An emotional Rosie Batty addressed an unusual audience at the National Gallery of Australia on Thursday morning: a marquee full of firefighters, police officers and school students all busily colouring-in.
Ms Batty was in Canberra to launch Colourathon, a national day of action that saw close to 1000 Australians pick up a coloured pencil and create a mini artwork to raise awareness and funds for family and domestic violence.
Colourathon focused specifically on the needs of children in family and domestic violence situations.
It’s an issue painfully close to the heart of 2015 Australian of the Year Rosie Batty, whose 11-year-old son Luke was tragically killed by his own father in an horrific act of family violence in 2014.
She used her own experience of trauma as a child to highlight the need for better understanding and care for children in family and domestic violence situations.
“At six I lost my mother suddenly, I wasn’t subjected to violence or cruelty but my world was shattered and so was that of my two youngest brothers,” she said.
“It was a generation where children were seen and not heard – we didn’t understand that children needed to be treated and acknowledged as feeling, individual beings – and we still don’t do it very well.
“We don’t recognise the impact that trauma has on a young person.”
Colourathon is an initiative of Big hArt’s Project O, a program that empowers young women in rural, remote and regional Australia to be forces of change in the small communities and towns they live in and love.

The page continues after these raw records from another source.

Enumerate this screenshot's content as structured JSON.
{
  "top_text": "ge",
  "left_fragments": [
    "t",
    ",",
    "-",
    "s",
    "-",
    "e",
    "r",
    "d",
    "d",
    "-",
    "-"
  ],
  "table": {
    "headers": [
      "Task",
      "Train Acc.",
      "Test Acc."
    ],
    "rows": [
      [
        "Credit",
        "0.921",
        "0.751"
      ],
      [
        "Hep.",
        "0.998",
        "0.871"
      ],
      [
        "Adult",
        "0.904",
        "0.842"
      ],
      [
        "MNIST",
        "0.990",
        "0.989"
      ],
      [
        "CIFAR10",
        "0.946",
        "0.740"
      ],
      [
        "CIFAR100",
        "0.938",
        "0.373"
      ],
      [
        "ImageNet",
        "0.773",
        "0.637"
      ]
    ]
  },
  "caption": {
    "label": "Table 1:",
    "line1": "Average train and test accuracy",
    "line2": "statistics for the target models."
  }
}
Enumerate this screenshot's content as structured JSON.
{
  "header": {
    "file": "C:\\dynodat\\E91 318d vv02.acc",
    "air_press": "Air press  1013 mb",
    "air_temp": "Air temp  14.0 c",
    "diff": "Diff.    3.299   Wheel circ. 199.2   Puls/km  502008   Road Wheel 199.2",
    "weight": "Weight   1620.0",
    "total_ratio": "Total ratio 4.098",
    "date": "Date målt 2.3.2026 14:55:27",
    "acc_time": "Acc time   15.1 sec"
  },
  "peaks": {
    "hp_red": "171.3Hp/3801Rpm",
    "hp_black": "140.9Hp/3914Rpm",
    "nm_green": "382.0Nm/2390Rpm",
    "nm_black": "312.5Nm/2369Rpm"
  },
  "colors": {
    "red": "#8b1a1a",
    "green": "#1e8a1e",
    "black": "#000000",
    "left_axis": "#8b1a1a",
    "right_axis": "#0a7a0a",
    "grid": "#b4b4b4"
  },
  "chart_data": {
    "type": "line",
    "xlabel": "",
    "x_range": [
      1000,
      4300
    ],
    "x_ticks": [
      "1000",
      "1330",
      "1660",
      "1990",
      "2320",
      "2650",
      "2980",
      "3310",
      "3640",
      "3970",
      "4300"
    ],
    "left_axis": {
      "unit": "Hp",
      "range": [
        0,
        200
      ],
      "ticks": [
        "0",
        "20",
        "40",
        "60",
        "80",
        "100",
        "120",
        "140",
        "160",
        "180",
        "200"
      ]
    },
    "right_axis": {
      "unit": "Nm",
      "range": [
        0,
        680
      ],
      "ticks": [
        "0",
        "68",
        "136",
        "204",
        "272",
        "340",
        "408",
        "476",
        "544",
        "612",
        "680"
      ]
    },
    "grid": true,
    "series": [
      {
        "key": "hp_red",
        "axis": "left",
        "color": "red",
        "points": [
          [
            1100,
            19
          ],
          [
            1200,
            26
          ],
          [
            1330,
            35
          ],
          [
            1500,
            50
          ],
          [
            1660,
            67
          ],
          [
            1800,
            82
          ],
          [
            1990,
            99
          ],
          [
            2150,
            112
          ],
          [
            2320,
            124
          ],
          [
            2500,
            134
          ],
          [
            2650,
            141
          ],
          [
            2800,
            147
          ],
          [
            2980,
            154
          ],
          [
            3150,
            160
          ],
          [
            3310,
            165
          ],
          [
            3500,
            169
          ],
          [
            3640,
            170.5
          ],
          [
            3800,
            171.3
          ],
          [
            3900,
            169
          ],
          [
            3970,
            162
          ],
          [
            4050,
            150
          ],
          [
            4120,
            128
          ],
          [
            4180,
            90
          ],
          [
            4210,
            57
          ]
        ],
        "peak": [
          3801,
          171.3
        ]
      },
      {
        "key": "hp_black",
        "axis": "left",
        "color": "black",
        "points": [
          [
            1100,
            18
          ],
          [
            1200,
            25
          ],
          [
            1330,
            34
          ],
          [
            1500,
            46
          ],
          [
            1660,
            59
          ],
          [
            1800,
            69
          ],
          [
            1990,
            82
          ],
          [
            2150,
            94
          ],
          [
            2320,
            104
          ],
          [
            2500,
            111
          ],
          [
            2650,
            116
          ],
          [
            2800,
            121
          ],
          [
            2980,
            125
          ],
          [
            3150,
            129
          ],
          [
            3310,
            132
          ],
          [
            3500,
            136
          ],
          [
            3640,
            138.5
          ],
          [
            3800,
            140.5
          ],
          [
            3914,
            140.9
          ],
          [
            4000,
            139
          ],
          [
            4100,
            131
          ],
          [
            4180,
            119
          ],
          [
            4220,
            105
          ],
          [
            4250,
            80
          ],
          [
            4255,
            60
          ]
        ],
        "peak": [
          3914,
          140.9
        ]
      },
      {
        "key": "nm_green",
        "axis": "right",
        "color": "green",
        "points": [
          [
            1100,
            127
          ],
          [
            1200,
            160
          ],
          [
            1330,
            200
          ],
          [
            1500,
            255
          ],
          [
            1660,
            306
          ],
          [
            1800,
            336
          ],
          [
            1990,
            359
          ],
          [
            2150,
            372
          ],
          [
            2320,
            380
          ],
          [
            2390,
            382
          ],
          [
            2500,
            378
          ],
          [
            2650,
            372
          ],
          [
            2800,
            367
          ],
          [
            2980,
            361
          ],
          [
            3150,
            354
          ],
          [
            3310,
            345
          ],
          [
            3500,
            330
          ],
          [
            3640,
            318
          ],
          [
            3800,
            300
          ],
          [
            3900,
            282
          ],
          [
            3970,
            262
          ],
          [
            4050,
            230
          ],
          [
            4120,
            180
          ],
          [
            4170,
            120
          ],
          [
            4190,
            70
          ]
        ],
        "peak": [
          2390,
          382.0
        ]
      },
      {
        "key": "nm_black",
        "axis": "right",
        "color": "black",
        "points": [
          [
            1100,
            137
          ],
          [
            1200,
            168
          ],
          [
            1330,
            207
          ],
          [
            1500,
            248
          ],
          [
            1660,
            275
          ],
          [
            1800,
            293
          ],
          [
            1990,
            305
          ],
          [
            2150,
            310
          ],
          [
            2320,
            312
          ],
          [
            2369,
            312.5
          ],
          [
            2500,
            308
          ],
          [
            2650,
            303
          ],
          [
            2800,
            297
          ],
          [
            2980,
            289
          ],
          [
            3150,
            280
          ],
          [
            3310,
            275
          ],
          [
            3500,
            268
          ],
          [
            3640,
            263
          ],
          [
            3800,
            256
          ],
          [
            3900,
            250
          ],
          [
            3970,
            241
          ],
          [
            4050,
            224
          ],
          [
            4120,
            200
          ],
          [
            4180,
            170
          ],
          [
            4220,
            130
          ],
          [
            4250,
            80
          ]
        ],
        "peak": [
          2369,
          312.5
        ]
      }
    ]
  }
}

Teenage girls from as far as Roeburn in the Pilbara, Wynyard in Tasmania and Cooma are currently involved in Project O, hosting workshops, fundraisers and educational events in their home towns as a way to change attitudes and influence others across a range of issues and topics faced by their communities.
Cooma-based Taylah Brooks, 14, said she loved being part of Project O and making a difference in her home town.
“I’ve learnt heaps by being being involved in Project O and we’ve shown people that domestic violence just isn’t okay,” the Year 8 student at Monaro High School said.
“We’ve done work with local cancer research and we’ve done a few other fundraisers that went to different organisations in our community that really helped them.
“I’m hoping to show other young women that just because you’ve got a stereotype doesn’t mean you have to stick to it, you can break the barrier and do what you want.”
Colourathon is the biggest project undertaken by the Project O girls this year and has so far raised more than $31,000 to help pay for for specialist childhood trauma training for staff in women’s shelters.
“There is work to be done in supporting organisations who are supporting and working with children,” Ms Batty said.
“Children are the most powerless, the most voiceless, the most overlooked and yet they are the ones we love more than anything in the world.”
Hundreds of Canberrans took part in Colourathon, including Canberra Raiders players and local SES volunteers.